CD19-Targeted 19-28z CAR-Modified T-Cells in Adult Patients with Relapsed/Refractory B-Cell ALL: Impact of MRD-Negative CR and Allogeneic Stem-Cell Transplant on Outcomes

Conference Correspondent - ASH 2015 - Leukemia


Targeted immunotherapy with T-cells expressing a CD19-targeting 19-28z chimeric antigen receptor (CAR) has demonstrated high antileukemia activity in adult patients with relapsed or refractory acute lymphoblastic leukemia (ALL). Park and colleagues reported the long-term safety and antitumor activity of 19-28z CAR T-cells from that phase 1 clinical trial in adult patients with relapsed/refractory ALL; in particular, the roles of posttreatment minimal residual disease (MRD) negativity and allogeneic hematopoietic stem-cell transplant (allo-HSCT) prior to or following CAR T-cell infusion on safety and clinical outcome were reported.

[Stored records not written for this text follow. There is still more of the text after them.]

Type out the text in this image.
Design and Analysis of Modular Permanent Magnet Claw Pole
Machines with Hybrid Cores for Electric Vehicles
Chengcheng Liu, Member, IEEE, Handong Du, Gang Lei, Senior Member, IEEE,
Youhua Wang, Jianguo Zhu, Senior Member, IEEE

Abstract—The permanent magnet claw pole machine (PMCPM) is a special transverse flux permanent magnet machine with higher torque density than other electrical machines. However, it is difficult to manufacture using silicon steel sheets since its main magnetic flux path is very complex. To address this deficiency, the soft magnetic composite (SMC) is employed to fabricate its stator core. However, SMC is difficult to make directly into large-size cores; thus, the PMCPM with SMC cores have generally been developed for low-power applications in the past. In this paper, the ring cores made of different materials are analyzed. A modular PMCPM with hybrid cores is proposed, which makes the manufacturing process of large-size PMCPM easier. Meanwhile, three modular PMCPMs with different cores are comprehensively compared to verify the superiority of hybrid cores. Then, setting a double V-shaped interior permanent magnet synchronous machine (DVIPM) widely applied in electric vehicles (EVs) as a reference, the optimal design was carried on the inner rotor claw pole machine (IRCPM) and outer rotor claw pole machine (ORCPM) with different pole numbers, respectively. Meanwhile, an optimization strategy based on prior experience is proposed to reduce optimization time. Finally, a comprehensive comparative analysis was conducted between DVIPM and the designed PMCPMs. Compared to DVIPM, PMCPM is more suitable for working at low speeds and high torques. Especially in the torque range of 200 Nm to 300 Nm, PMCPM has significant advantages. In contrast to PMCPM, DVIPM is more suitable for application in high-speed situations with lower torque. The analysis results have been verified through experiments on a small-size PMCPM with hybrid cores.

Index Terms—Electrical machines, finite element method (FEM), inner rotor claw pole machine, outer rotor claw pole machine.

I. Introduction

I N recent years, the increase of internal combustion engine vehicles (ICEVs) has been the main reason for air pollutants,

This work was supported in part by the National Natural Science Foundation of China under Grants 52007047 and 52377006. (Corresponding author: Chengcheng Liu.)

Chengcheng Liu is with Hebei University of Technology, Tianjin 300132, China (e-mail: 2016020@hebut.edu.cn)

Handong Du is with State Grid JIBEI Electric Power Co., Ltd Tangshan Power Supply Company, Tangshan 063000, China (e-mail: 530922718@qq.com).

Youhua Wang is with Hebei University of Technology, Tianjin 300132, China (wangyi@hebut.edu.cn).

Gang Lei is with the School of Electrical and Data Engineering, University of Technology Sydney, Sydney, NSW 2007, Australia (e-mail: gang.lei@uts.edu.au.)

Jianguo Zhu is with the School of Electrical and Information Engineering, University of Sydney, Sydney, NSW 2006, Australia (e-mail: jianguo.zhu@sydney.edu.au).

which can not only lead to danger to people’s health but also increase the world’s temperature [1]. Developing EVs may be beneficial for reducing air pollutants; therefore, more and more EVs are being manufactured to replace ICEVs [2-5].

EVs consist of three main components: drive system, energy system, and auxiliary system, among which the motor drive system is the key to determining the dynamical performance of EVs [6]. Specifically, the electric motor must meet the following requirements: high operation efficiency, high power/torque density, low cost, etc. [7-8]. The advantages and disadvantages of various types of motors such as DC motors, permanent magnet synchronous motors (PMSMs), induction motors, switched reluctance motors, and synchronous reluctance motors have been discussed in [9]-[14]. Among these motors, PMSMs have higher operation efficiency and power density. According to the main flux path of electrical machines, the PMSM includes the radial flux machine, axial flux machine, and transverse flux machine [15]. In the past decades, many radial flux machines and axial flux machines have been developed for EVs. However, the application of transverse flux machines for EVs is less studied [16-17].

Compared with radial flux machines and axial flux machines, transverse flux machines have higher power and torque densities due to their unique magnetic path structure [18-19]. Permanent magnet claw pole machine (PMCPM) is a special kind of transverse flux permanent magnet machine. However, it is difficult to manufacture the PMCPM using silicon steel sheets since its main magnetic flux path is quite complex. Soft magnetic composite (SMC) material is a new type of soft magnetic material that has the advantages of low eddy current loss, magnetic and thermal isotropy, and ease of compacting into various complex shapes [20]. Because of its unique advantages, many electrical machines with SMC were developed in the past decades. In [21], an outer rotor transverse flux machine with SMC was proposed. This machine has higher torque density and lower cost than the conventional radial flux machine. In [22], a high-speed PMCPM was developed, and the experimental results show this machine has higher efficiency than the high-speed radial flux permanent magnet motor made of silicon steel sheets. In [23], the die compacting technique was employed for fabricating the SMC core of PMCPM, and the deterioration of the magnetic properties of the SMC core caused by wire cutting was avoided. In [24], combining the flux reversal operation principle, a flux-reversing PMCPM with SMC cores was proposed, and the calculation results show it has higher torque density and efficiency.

The treatment protocol involved leukapheresis in eligible patients, transduction of T-cells with a retroviral vector encoding 19-28z CARs, administration of lympho-depleting chemotherapy, and infusion of 1 x 106 to 3 x 106 19-28z CAR T-cells/kg 2 days. A total of 46 patients were treated, of which 18 patients (39%) had undergone prior allo-HSCT. Prior to 19-28z CAR T-cell infusion, 24 of the evaluable patients had morphologic disease and the rest had minimal disease (<5% blasts in bone marrow). Following 19-28z CAR T-cell infusion, 37 (82%) patients achieved complete remission (CR); 83% (30 of 36 evaluable patients) achieved an MRD-negative CR (MRD-CR); median time to CR was 21 days. Median overall survival (OS) was 9.0 months in all patients, and 10.6 months in patients who achieved CR; OS rate at 6 months was 71%. Based on MRD status after CAR T-cell treatment, OS at 6 months was 80% in the MRD-CR cohort, and 43% in the MRD+CR cohort, indicating the predictive value of posttreatment MRD status. By HSCT status CAR T-cell treatment, OS rate at 6 months was 71% in patients who underwent post-CAR allo-HSCT (n = 12) versus 64% in patients who did not receive allo-HSCT after CAR T-cells. Comparing with the patient cohorts who did not undergo prior allo-HSCT before the CAR T-cell treatment, those who had received prior allo-HSCT showed statistically significant difference in MRD CR rates (75% vs 89%), incidences of severe cytokine release syndrome (28% vs 21%), and median OS (Not reached vs 9.0 months). Overall, 24% of patients experienced severe cytokine release syndrome (CRS) and 28% experienced grade 3/4 neurotoxicity; CRS was managed with IL6-inhibitor and/or steroid use. Based on these results, the authors concluded that 19-28z CAR T-cells showed robust antitumor efficacy in adult patients with relapsed/refractory ALL, as previously reported, and that post-CAR T-cell infusion MRD negativity was a strong predictive marker of survival.

  1. Park JH, et al. ASH 2014. Abstract 382.
  2. Park JH, et al. ASH 2015. Abstract 682.